The Wheel – This is the all-time classic that many companies still try to reinvent. If cartoons count as evidence, all the other cave men laughed at the inventor of the wheel, who was probably run over by his own invention in the end.
Central Air – Here’s an idea that was a little ahead of its time. In Ancient Rome, around the time of Emperor Nero, Seneca the Younger wrote that “In my own time there have been inventions of this sort … tubes for diffusing warmth equally through all parts of a building … . But the inventing of such things is drudgery for the lowest slaves; philosophy lies deeper.” The average marble edifice probably didn’t have very good insulation anyway, so the heating bill would have been enormous.
Trans-Atlantic Vessels – “The western Ocean is infinite and perhaps unnavigable.” That was the advice Ferdinand and Isabella received on Columbus’s hair-brained scheme to sail the long way around to India. Sometimes entrepreneurs have to pivot after launch.
The Telephone – Western Union, which single-handedly made the Pony Express obsolete, never saw this one coming. A memo from 1876 read, “This ‘telephone’ has too many shortcomings to be seriously considered as a means of communication. The device is inherently of no value to us.” Dropped the call.
Lightbulbs – A professor at Oxford University concluded, “When the Paris Exhibition of 1878 closes, electric light will close with it and no more will be heard of it.” It’s safe to say that one did not appear above his head at the time.
Military Airplanes – French military genius Ferdinand Foch concluded in 1904, “Airplanes are interesting toys but of no military value.” News must have traveled slow back then because that was one year after the Wright brothers listened to their investors and successfully took a flying leap. The US military came knocking on their door within a few months.
Cars – Henry Ford couldn’t get a loan for his assembly line from the Michigan Savings Bank. Their president advised, “The horse is here to stay but the automobile is only a novelty–a fad.” He was half right. Horses are still around.
Radio – In 1921, another investor laughed at the whole concept of broadcast media. “The wireless music box has no imaginable commercial value. Who would pay for a message sent to no one in particular?” We could generously say that he was an early promoter of personalization.
Computers – Yes, everyone has heard this quote by now but it never gets old.

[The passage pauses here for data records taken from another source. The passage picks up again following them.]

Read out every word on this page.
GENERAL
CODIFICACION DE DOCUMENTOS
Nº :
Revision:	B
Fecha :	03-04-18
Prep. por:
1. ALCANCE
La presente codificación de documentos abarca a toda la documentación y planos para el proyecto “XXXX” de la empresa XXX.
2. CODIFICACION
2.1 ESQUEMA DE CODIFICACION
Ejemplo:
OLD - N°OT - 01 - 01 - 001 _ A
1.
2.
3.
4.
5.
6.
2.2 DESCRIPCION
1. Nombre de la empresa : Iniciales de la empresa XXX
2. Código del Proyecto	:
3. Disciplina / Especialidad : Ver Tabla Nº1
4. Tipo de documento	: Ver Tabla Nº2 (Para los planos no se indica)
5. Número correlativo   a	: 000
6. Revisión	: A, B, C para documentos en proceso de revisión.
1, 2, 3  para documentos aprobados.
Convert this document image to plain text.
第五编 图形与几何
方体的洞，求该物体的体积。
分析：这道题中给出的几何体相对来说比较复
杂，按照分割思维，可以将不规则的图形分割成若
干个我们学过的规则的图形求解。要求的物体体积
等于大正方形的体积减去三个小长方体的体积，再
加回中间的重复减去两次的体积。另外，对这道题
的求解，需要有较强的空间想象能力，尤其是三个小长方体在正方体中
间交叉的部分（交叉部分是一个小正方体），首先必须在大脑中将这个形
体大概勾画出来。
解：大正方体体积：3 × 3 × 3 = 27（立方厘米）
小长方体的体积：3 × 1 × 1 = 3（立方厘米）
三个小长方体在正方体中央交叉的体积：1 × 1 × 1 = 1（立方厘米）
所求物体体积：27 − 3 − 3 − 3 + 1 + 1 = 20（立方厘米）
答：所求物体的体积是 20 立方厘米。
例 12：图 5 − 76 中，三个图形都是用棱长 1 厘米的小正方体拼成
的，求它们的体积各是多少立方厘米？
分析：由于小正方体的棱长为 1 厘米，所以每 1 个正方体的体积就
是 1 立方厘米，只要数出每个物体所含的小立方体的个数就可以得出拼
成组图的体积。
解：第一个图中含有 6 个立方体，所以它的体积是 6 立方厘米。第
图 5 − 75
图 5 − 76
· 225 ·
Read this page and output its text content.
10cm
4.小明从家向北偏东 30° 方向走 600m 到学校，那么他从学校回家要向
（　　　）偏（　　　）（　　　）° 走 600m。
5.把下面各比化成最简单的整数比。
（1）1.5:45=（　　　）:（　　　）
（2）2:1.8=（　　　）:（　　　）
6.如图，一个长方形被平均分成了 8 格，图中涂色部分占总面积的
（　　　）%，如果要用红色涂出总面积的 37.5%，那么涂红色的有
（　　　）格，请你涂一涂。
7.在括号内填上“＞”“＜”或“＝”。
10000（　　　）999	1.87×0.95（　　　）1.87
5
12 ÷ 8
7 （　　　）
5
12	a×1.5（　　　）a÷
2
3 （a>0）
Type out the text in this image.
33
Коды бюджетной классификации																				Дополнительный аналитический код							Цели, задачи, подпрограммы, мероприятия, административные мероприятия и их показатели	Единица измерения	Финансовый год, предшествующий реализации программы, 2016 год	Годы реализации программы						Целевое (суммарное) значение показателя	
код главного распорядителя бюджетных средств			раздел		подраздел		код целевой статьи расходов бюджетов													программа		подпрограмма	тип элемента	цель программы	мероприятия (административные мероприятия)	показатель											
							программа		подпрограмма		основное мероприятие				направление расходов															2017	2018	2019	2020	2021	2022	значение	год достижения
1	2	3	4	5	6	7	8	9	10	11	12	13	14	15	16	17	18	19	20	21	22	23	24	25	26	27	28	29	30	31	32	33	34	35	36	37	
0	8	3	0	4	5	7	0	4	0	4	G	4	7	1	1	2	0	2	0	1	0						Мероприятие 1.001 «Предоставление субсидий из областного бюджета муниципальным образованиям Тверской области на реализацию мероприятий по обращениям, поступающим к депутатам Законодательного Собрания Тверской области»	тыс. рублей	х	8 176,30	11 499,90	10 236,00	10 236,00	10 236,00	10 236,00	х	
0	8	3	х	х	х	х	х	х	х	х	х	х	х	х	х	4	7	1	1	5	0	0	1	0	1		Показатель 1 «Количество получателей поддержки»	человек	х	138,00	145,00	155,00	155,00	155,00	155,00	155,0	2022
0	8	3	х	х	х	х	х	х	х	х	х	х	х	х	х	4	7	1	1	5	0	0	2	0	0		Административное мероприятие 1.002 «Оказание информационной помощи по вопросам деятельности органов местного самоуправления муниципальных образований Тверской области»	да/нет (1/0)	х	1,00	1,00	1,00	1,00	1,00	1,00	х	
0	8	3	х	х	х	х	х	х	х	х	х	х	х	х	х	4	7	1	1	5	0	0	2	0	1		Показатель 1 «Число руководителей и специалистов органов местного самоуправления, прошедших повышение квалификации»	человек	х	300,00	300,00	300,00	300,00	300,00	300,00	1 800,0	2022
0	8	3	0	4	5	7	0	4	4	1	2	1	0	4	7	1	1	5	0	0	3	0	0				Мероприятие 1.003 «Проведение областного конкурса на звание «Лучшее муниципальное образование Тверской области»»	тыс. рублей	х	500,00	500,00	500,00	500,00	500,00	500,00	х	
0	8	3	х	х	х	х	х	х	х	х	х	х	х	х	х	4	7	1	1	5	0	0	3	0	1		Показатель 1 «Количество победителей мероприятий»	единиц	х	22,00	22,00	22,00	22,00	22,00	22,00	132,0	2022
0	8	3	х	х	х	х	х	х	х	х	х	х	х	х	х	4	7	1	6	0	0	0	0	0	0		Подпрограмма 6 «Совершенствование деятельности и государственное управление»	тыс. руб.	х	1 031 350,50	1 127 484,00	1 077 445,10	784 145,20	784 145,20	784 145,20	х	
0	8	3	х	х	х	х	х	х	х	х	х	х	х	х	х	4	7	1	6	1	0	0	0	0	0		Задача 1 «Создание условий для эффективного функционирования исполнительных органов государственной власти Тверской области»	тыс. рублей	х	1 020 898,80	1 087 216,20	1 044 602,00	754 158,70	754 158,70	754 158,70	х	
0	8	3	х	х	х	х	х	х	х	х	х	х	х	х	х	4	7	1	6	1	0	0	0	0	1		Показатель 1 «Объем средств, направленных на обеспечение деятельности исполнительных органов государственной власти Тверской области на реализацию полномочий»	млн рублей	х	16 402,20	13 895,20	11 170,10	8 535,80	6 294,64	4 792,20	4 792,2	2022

IBM’s chairman confidently announced in 1943, “I think there is a world market for maybe five computers.” Of course, computers weighed 30 tons back then and had less computing power than a pocket calculator. It didn’t take long for IBM to turn that around.
Telepresence Robots – In 2012, IEEE Spectrum summed up what many people had expressed in one way or another, “We’ve long been skeptical of the viability of telepresence robots that cost as much as a car.” As prices have dropped and designs have improved, however, the stage is now set for a new standard in business hardware.